CLEAR: A Knowledge-Centric Vessel Trajectory Analysis Platform
Vessel trajectory data from the Automatic Identification System (AIS) is used widely in maritime analytics. Yet, analysis is difficult for non-expert users due to the incompleteness and complexity of AIS data. We present CLEAR, a knowledge-centric vessel trajectory analysis platform that aims to overcome these barriers. By leveraging the reasoning and generative capabilities of Large Language Models (LLMs), CLEAR transforms raw AIS data into complete, interpretable, and easily explorable vessel trajectories through a Structured Data-derived Knowledge Graph (SD-KG). As part of the demo, participants can configure parameters to automatically download and process AIS data, observe how trajectories are completed and annotated, inspect both raw and imputed segments together with their SD-KG evidence, and interactively explore the SD-KG through a dedicated graph viewer, gaining an intuitive and transparent understanding of vessel movements.
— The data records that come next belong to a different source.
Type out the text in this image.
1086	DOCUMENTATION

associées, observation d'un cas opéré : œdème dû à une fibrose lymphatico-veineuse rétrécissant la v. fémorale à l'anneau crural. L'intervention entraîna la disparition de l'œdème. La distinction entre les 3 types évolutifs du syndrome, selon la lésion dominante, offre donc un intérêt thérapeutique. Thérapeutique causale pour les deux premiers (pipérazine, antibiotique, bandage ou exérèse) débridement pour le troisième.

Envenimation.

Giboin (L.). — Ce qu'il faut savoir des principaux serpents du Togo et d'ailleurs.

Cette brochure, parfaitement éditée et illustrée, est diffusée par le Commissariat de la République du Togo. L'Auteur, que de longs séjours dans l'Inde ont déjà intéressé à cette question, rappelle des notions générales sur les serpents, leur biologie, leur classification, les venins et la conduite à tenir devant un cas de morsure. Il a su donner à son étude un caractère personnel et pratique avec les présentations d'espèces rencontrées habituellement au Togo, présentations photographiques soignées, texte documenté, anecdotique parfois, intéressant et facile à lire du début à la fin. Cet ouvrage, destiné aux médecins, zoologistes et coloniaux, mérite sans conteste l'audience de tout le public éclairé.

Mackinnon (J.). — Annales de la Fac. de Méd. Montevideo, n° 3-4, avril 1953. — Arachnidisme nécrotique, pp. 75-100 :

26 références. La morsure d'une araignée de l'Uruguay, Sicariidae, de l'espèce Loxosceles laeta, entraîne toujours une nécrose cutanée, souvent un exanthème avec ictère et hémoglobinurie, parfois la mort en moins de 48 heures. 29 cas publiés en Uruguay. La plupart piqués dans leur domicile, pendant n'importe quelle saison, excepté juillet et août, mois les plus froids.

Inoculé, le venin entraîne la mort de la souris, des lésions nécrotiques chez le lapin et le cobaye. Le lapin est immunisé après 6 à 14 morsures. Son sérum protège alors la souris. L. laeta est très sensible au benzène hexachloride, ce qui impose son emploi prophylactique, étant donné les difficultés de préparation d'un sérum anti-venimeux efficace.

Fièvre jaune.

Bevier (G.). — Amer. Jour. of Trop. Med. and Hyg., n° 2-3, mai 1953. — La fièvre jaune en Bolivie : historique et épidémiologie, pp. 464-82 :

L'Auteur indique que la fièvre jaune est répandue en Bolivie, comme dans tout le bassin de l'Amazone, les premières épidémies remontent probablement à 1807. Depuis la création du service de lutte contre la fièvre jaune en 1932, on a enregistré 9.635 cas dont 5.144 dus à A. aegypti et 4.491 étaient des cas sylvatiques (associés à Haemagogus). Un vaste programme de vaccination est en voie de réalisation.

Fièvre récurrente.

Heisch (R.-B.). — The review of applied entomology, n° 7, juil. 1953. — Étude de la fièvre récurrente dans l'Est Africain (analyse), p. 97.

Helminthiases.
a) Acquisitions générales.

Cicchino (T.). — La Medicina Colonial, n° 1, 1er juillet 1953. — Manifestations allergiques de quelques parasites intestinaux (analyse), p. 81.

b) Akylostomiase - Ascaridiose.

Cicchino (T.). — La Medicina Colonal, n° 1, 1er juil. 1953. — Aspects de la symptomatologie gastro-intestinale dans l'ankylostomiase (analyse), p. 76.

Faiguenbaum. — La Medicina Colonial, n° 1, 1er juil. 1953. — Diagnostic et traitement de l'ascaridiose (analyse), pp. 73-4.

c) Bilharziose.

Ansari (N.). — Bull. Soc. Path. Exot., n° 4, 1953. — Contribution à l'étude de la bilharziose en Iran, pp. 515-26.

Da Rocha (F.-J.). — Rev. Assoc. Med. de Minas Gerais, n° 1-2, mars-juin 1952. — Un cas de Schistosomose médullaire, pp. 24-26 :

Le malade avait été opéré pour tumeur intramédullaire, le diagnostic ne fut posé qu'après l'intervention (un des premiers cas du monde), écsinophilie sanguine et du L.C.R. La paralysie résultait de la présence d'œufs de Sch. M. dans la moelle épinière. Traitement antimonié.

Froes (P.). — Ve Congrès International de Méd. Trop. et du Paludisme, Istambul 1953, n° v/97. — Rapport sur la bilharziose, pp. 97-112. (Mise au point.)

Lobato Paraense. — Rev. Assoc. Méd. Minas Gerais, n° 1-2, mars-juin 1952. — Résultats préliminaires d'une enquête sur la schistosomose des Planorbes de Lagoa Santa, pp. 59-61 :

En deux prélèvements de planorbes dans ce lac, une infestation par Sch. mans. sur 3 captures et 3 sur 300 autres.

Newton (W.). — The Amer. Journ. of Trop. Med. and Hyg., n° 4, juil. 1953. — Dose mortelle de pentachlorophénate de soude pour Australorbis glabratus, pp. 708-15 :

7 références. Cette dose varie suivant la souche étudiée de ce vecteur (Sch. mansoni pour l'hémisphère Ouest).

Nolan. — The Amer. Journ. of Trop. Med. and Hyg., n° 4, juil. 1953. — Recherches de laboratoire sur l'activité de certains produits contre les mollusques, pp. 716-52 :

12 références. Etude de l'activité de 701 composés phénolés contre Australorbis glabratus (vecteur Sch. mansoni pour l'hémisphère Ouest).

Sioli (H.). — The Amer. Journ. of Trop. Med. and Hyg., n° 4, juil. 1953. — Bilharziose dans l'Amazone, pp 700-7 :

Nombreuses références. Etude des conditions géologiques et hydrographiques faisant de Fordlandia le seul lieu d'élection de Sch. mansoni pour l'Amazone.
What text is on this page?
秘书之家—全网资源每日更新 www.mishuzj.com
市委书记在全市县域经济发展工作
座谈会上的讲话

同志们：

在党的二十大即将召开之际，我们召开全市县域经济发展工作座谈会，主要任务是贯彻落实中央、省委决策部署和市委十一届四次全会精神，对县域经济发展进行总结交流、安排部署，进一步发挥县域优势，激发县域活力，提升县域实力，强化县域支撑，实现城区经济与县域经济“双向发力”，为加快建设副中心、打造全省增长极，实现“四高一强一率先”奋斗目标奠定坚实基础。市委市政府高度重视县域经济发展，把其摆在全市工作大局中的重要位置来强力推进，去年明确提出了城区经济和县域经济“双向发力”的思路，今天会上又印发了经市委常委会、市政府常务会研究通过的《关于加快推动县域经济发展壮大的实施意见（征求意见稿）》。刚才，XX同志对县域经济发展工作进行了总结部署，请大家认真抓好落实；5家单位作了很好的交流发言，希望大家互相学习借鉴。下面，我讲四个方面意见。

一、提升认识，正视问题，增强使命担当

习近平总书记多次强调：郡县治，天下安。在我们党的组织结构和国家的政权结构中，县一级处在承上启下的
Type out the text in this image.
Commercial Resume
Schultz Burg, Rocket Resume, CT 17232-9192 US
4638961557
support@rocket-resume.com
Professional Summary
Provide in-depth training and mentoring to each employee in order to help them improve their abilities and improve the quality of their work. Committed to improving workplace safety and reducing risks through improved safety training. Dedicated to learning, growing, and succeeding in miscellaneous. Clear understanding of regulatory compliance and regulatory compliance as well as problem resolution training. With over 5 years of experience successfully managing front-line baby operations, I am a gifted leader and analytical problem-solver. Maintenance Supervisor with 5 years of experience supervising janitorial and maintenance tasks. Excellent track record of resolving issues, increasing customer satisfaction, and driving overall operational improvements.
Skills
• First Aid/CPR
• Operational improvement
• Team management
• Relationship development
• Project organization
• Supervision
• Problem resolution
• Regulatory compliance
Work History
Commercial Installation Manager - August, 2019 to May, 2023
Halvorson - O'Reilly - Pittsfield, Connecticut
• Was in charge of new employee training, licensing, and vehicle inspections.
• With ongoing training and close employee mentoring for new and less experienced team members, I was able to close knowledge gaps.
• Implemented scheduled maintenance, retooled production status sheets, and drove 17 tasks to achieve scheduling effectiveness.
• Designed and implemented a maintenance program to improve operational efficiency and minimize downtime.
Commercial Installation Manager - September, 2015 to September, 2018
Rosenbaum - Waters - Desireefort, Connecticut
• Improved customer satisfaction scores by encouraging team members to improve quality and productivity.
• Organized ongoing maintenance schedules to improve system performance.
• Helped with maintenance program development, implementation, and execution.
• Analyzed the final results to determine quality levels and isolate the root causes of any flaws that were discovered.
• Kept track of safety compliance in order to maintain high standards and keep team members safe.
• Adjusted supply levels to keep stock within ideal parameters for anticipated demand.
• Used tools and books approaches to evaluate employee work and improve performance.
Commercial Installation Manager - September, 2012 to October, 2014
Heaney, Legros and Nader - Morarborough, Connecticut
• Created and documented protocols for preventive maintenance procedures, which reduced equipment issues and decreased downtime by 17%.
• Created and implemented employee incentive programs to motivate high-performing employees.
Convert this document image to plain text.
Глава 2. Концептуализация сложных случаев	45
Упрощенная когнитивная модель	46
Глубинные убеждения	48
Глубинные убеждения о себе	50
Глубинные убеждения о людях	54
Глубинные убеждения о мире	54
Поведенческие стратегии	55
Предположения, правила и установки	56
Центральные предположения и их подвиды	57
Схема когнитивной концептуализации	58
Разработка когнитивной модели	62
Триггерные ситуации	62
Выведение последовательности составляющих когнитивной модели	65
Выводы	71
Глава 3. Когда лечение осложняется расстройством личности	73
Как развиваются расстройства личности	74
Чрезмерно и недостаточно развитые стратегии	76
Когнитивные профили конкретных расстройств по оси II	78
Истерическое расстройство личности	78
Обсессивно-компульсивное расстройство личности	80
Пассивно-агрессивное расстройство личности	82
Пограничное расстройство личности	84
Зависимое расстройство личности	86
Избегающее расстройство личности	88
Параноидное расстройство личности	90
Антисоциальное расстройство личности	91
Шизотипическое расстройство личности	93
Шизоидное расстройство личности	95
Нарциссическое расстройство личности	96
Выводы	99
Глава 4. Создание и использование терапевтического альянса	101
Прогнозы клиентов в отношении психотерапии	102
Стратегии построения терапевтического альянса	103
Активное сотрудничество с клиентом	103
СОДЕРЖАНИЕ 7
VISTA: Knowledge-Driven Vessel Trajectory Imputation with Repair Provenance
Repairing incomplete trajectory data is essential for downstream spatio-temporal applications. Yet, existing repair methods focus solely on reconstruction without documenting the reasoning behind repair decisions, undermining trust in safety-critical applications where repaired trajectories affect operational decisions, such as in maritime anomaly detection and route planning. We introduce repair provenance - structured, queryable metadata that documents the full reasoning chain behind each repair - which transforms imputation from pure data recovery into a task that supports downstream decision-making. We propose VISTA (knowledge-driven interpretable vessel trajectory imputation), a framework that reliably equips repaired trajectories with repair provenance by grounding LLM reasoning in data-verified knowledge. Specifically, we formalize Structured Data-derived Knowledge (SDK), a knowledge model whose data-verifiable components can be validated against real data and used to anchor and constrain LLM-generated explanations. We organize SDK in a Structured Data-derived Knowledge Graph (SD-KG) and establish a data-knowledge-data loop for extraction, validation, and incremental maintenance over large-scale AIS data. A workflow management layer with parallel scheduling, fault tolerance, and redundancy control ensures consistent and efficient end-to-end processing. Experiments on two large-scale AIS datasets show that VISTA achieves state-of-the-art accuracy, improving over baselines by 5-91% and reducing inference time by 51-93%, while producing repair provenance, whose interpretability is further validated through a case study and an interactive demo system.